Age-specific Death Rate

is the number of deaths for every 1,000 persons of a given age group.

Infant Mortality Rate

is the number of children for every 1,000 born alive who die before they reach the age of one year.

Life Expectancy

is the average number of years a person is expected to live.

Lifespan

is the maximum length of time a person can possibly live.

Population Pyramids

are tools that visually represent data related to the age and sex of a country’s population.

Baby Boomers

are children born after WWII through the early 1960s.

Population Momentum

is a surge in growth due to a large number of people who are of birthing age.

Migration

is the movement of people from one area to another area.

Immigration

is the movement of people into a nation-state.

Emigration

is the movement of people out of a nation-state.

Push-pull or Neo-classical Migration Theory

suggests that migration depends on the supply and demand for labor, both in the sending area and the receiving one.

Rate of Natural Increase (RNI)

determines population growth and/or decline by subtracting the crude death rate from the crude birth rate and then dividing by 10.

Birth Dearth

is declining birth rates.

Doubling Time

refers to the number of years it takes for a population to double.

Malthusian Theorem

is a population projection that suggests the population will exceed the available food supply because populations grow at geometric rates, while food supplies grow at arithmetic rates.

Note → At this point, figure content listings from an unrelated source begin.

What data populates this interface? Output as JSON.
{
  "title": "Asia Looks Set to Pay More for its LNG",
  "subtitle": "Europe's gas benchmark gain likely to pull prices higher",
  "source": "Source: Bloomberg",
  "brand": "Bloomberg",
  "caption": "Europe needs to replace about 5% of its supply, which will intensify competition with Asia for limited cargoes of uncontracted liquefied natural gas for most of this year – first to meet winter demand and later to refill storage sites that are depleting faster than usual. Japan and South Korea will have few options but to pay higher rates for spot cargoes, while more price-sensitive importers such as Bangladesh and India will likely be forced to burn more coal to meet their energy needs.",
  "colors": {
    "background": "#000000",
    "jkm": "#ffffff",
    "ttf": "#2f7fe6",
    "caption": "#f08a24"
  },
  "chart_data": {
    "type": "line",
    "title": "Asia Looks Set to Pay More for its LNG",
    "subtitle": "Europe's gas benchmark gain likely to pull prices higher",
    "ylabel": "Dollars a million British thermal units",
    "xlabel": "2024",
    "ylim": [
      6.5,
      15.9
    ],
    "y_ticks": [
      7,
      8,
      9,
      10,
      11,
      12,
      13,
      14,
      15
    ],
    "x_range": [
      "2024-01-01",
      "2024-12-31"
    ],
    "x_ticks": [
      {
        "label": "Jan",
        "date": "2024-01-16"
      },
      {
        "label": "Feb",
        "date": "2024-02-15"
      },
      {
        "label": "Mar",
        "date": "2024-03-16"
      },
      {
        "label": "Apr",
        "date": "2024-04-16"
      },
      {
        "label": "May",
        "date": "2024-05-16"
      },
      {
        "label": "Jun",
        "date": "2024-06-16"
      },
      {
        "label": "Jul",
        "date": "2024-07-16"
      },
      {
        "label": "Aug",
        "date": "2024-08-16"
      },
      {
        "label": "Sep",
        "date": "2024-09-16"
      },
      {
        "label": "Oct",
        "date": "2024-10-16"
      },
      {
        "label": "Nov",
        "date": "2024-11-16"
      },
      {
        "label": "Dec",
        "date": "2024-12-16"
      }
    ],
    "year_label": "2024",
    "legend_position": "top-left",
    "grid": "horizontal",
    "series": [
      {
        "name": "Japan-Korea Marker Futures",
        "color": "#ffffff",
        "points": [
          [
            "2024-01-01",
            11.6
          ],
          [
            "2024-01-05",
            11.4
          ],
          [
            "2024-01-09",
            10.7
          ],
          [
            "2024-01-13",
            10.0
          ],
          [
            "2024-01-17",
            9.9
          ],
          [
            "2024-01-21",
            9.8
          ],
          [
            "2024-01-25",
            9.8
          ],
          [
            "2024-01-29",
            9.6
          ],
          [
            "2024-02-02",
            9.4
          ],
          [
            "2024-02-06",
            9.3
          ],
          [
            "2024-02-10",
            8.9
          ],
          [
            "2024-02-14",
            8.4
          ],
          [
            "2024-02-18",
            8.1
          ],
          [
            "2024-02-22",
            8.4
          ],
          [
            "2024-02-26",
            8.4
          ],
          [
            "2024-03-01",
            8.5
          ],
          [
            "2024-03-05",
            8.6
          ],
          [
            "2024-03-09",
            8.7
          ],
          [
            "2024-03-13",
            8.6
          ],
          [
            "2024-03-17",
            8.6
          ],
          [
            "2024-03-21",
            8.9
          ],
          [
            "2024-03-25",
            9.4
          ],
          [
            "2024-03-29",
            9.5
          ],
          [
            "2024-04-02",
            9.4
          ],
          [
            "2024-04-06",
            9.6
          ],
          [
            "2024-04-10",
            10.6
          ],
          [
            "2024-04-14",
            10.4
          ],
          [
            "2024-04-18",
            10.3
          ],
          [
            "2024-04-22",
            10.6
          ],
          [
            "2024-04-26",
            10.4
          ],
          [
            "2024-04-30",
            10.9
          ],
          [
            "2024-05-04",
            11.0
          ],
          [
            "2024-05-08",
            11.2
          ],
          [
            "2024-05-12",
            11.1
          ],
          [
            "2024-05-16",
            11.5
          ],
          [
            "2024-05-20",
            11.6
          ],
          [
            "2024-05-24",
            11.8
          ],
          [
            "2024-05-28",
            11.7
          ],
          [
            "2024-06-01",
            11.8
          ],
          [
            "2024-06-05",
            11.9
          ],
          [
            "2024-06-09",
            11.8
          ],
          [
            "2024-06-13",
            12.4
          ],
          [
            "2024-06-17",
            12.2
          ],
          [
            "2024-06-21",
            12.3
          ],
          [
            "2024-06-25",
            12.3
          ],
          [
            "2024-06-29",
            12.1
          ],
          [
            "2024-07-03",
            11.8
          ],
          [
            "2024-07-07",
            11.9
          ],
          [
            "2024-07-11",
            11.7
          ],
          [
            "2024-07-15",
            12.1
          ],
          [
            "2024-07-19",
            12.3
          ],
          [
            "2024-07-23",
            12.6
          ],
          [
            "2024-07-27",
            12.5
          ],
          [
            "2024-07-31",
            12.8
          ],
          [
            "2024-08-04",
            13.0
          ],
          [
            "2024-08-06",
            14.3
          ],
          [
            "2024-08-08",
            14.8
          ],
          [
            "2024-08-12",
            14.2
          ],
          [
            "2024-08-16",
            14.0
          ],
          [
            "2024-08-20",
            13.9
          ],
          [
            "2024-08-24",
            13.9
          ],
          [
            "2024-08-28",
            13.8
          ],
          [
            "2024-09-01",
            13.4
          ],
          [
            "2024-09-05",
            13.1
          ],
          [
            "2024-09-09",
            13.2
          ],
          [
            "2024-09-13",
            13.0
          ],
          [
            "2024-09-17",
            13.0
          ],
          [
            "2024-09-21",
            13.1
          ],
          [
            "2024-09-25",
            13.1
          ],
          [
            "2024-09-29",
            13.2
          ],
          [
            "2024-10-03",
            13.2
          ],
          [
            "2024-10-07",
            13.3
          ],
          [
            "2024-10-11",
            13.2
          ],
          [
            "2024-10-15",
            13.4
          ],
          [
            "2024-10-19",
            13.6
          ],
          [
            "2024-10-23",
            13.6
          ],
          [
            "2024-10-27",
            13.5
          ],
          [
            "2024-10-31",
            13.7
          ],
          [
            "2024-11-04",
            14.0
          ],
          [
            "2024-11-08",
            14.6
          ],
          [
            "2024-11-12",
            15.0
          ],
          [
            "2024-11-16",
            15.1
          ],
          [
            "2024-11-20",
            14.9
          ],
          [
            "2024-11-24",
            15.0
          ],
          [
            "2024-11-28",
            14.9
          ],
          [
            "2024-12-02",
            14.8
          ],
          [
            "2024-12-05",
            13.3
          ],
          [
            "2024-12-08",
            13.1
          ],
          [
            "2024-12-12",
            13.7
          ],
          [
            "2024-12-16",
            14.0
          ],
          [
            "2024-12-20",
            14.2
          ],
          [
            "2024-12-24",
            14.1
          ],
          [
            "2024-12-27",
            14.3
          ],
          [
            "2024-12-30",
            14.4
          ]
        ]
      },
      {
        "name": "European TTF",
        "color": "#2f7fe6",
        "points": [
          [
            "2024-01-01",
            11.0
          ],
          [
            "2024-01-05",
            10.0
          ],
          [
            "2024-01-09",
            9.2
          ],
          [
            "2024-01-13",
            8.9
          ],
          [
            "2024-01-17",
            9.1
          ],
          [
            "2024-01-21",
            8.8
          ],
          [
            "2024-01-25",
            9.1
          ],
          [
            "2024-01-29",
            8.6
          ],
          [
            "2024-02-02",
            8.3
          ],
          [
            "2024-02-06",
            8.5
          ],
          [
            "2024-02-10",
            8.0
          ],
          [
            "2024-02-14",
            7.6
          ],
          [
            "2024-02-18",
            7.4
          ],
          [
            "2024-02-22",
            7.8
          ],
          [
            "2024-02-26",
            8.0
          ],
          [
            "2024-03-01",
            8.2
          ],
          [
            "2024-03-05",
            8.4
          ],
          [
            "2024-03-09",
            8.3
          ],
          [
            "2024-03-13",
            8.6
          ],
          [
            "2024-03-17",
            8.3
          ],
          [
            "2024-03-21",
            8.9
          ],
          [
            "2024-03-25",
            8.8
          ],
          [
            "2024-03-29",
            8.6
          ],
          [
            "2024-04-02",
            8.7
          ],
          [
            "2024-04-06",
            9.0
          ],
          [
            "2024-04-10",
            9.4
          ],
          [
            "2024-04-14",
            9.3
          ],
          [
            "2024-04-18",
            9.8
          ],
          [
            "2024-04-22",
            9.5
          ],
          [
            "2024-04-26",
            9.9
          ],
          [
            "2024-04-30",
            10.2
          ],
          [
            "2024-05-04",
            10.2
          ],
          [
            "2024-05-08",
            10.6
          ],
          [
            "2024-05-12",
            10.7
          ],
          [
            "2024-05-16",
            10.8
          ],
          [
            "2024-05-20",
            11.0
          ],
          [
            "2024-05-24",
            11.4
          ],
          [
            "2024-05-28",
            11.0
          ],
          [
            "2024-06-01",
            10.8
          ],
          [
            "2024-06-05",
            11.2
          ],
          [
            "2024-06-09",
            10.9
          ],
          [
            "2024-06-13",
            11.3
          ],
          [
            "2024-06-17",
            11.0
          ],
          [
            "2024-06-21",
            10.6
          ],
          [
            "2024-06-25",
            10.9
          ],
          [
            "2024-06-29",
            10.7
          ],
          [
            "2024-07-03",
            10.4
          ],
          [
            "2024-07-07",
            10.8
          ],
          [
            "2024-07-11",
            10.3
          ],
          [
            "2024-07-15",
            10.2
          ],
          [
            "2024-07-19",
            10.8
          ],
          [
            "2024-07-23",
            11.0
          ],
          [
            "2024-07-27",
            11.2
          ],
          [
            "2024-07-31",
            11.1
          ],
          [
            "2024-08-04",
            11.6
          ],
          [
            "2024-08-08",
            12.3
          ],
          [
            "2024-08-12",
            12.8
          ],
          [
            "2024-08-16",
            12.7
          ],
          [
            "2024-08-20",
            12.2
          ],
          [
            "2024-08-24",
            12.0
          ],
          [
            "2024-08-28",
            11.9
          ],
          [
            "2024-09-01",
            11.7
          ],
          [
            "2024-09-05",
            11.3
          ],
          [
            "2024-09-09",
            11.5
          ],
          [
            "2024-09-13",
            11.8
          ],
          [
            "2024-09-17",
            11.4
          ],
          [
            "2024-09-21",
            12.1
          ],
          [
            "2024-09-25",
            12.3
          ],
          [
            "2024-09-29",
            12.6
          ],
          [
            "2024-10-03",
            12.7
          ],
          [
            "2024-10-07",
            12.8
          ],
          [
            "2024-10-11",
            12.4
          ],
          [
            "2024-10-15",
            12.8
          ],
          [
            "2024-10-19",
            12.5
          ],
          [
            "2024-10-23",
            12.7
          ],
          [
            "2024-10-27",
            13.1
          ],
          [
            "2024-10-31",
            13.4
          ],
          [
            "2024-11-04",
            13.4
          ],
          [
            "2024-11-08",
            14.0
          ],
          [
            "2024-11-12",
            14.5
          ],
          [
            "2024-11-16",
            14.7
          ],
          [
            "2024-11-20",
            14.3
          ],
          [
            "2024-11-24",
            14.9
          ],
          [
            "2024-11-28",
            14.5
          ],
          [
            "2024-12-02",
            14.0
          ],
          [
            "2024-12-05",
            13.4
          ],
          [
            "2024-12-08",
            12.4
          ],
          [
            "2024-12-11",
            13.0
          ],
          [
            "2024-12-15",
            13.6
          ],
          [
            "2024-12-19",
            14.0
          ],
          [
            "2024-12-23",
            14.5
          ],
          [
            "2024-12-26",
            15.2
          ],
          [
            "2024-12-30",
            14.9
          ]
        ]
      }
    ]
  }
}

Demographic Transition Theory

is a projection that suggests people control their own fertility as they move from agrarian to industrial societies.

Environmental Sociology

is the study of how the environment influences society, and vice versa.

Human Exemptionalism

is the belief that considers humans as being different from other species on earth.

Carrying Capacity

is the number of a specific species that can exist in a given environment.

Underpopulation

occurs when a species’ population lives under the carrying capacity, resulting in abundant resources.

Overpopulation

occurs when a species’ population lives beyond the carrying capacity, result- ing in too few resources.

Environmental Justice

is the impact of environmental factors on social classes.

Pro-natalist

means concerned with promoting population growth.

Anti-natalist

means concerned with limiting population growth.

Essay

1. Why doesn’t population growth generally affect the income and wealth of developed countries?

2. How do sociologists describe a population’s environmental footprint?

3. How can reducing one’s environmental footprint help reduce climate change and global warming?

4. Describe the arguments for and against anti-natalist policies such as China’s.

5. How do social factors affect birth rates?